'Too much contact' is chief reason why people stop giving to a charity

The Consumer Attitudes Report was written by Elise Rappoport of the Read Group

Elise Rappoport
Elise Rappoport

More than half of UK adults would stop donating to a charity if it contacted them too frequently, according to new research.

The data asset management company the Read Group surveyed more than 1,000 nationally representative UK adults for its Consumer Attitudes Report 2012, written by PR manager Elise Rappoport.

Asked to select from a list of options what would make them stop donating to a charity, 53 per cent of respondents said they would if a charity contacted them too often. The second most popular choice was badly targeted mailings, chosen by 47 per cent of respondents, followed by money being spent on marketing by charities, chosen by 43 per cent.

When respondents were asked whom they would be most likely to complain to if they were dissatisfied with a communication from a charity, 51 per cent said they would not complain.

Thirty per cent said they would complain to the charity directly, 6 per cent said they would contact the Mailing Preference Service and 6 per cent said they would contact the Fundraising Standards Board.

"Dissatisfied supporters still don’t like complaining to a charity and may withdraw their support or cease making financial donations if the situation does not improve, which gives the charity little scope to rectify problems," the report says. "This suggests that consumers might not be sure of how best to address a complaint against a charity’s marketing, or perhaps they feel their complaints are falling on deaf ears."

Asked how they would react if a charity they donated to regularly sent a mailing through the post with incorrect personal details, 63 per cent of respondents said they would notify the charity of the error.
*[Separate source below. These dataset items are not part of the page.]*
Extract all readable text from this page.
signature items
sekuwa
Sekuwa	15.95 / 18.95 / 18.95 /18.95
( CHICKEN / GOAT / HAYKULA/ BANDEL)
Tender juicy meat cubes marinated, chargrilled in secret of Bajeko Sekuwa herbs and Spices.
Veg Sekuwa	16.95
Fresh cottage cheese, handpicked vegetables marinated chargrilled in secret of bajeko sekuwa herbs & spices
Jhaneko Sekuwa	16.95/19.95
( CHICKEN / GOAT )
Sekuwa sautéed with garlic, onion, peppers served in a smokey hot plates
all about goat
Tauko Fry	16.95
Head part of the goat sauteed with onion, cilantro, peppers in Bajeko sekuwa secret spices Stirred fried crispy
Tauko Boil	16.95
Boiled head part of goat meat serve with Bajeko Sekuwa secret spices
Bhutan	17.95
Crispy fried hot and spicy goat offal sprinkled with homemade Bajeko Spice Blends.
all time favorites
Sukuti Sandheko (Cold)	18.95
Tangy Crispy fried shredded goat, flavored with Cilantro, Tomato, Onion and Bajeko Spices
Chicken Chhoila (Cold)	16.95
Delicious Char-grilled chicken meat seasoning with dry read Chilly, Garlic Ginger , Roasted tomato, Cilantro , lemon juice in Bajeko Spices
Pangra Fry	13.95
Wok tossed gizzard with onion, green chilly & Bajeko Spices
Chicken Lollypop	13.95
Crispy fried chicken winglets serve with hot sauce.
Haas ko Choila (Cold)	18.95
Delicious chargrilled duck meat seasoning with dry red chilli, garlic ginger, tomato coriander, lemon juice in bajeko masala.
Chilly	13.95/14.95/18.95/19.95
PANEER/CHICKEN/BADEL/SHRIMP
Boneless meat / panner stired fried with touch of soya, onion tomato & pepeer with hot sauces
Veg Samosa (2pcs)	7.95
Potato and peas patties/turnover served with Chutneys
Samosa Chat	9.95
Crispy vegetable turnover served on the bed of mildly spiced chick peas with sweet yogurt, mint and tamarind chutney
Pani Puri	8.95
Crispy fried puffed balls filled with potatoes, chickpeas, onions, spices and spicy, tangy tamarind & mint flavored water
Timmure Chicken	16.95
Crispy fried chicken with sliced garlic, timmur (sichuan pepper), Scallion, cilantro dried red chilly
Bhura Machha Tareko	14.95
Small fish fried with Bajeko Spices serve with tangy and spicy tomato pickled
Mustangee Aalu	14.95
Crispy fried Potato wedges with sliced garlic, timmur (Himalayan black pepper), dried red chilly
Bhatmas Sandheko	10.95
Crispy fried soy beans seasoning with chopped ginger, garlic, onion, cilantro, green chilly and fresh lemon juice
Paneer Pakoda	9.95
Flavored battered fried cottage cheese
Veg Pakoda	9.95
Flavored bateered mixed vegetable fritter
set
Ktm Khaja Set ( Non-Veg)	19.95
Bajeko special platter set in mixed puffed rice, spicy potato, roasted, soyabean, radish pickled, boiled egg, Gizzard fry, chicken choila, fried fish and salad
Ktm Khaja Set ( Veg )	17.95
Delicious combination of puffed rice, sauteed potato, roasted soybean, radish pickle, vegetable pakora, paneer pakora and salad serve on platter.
Nineteen per cent said they would do nothing, 18 per cent said they would be less likely to donate to the charity in the future and 5 per cent said they would cancel their donation.

Asked about their favourite method of communication with charities, 55 per cent said they would prefer to receive no communication at all from a charity with which they did not have an existing relationship.

Email was the was most popular method chosen by those that did want communication, chosen by 17 per cent of respondents, followed by postal direct mail, with 16 per cent.